There are n*m grids, each grid contains a number, ranging from 0-9. Your initial energy is zero. You can play up to K times the game, every time you can choose any one of the grid as a starting point (but not traveled before) then you can choose a grid on the right or below the current grid to jump, but it has not traveled before. Every time you can jump as many times as you want, as long as you do not violate rules. If you are from (x1, y1) to (x2, y2), then you consume |x1-x2|+|y1-y2|-1 energies. Energy can be negative.
However, in a jump, if you start position and end position has same numbers S, then you can increase the energy value by S.
Give me the maximum energy you can get. Notice that you have to go each grid exactly once and you don’t have to play exactly K times.

 

Input

The first line is an integer T, stands for the number of the text cases.
Then T cases followed and each case begin with three numbers N, M and K. Means there are N rows and M columns, you have K times to play.
Then N lines follow, each line is a string which is made up by M numbers.
The grids only contain numbers from 0 to 9.
(T<=100, N<=10，M<=10，K<=100)

 

Output

Each case, The first you should output “Case x : ”,(x starting at 1),then output The maximum number of energy value you can get.
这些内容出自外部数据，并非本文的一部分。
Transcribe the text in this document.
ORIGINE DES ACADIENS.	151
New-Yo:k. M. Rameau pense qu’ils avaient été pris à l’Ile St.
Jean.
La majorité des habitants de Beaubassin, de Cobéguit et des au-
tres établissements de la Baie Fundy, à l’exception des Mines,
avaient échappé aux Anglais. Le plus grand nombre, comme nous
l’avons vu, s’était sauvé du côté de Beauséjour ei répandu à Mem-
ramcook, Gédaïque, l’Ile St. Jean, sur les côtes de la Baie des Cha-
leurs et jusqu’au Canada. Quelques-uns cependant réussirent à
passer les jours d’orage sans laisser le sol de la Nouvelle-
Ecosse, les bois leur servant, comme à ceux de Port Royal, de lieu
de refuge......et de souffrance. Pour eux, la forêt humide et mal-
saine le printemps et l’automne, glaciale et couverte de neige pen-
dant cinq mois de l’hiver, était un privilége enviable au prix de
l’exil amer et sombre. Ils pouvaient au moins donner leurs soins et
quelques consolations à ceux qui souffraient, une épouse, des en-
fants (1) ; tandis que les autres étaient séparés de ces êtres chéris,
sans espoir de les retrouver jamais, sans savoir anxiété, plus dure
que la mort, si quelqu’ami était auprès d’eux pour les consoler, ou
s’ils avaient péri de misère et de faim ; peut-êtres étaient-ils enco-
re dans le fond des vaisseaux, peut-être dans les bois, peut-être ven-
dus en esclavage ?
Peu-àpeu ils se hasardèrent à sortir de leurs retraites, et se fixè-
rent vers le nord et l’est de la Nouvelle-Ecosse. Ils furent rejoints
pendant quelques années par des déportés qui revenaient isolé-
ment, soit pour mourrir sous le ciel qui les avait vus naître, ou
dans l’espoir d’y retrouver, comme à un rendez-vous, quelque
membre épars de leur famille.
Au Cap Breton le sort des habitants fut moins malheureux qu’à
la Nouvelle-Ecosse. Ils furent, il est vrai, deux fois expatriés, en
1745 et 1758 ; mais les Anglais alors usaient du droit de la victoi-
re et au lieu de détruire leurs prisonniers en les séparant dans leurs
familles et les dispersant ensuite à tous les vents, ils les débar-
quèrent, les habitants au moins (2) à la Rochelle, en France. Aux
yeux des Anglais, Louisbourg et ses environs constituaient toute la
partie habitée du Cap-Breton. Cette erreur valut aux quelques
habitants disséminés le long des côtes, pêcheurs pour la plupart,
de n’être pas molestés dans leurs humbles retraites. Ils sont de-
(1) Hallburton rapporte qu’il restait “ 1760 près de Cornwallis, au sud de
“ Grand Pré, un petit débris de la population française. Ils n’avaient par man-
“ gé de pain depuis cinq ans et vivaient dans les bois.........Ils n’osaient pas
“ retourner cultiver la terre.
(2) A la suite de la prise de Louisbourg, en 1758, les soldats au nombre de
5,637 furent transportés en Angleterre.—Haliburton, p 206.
If you can’t reach every grid in no more than K times, just output -1.

 

Sample Input

5
1 5 1
91929
1 5 2
91929
1 5 3
91929
3 3 3
333
333
333
3 3 2
333
333
333

 

Sample Output

Case 1 : 0
Case 2 : 15
Case 3 : 16
Case 4 : 18
Case 5 : -1

题目大意：给出一个n行m列的矩阵，每个坐标上都有一个权值，可以最多走k次（注意不是k步），每一次行走可以任意选择起点（必须是没有走过的点），然后可以向右或者向下走任意的步数，每一步可以跨越任意的格数，前提是满足题目的限制条件，每走一步耗费的能量是两坐标的曼哈顿距离-1，加入走的当前点的权值和前一步的权值一样，可以获得该权值的能量，问在k次行走内，走完每一格且仅走一次，最多可以获得多少能量：这道题目主要是建图，k次的建图非常巧妙。

官方题解：

最小K路径覆盖的模型，用费用流或者KM算法解决，构造二部图，X部有N*M个节点，源点向X部每个节点连一条边，流量1，费用0，Y部有N*M个节点，每个节点向汇点连一条边，流量1，费用0，如果X部的节点x可以在一步之内到达Y部的节点y，那么就连边x->y，费用为从x格子到y格子的花费能量减去得到的能量，流量1，再在X部增加一个新的节点，表示可以从任意节点出发K次，源点向其连边，费用0，流量K，这个点向Y部每个点连边，费用0，流量1，最这个图跑最小费用最大流，如果满流就是存在解，反之不存在，最小费用的相反数就是可以获得的最大能量

可以这样考虑，首先建立一个二分图，在x部内的可以到达y部的点建边<u,v>；首先求得该二部图的最小路径覆盖=节点总数-最大流；（最小路径覆盖：用最少的路径覆盖住所有的节点，且每个节点只能在一条路径上），加入k值小于最小的路径数目，那么肯定是在k次之内是不可能完成任务的。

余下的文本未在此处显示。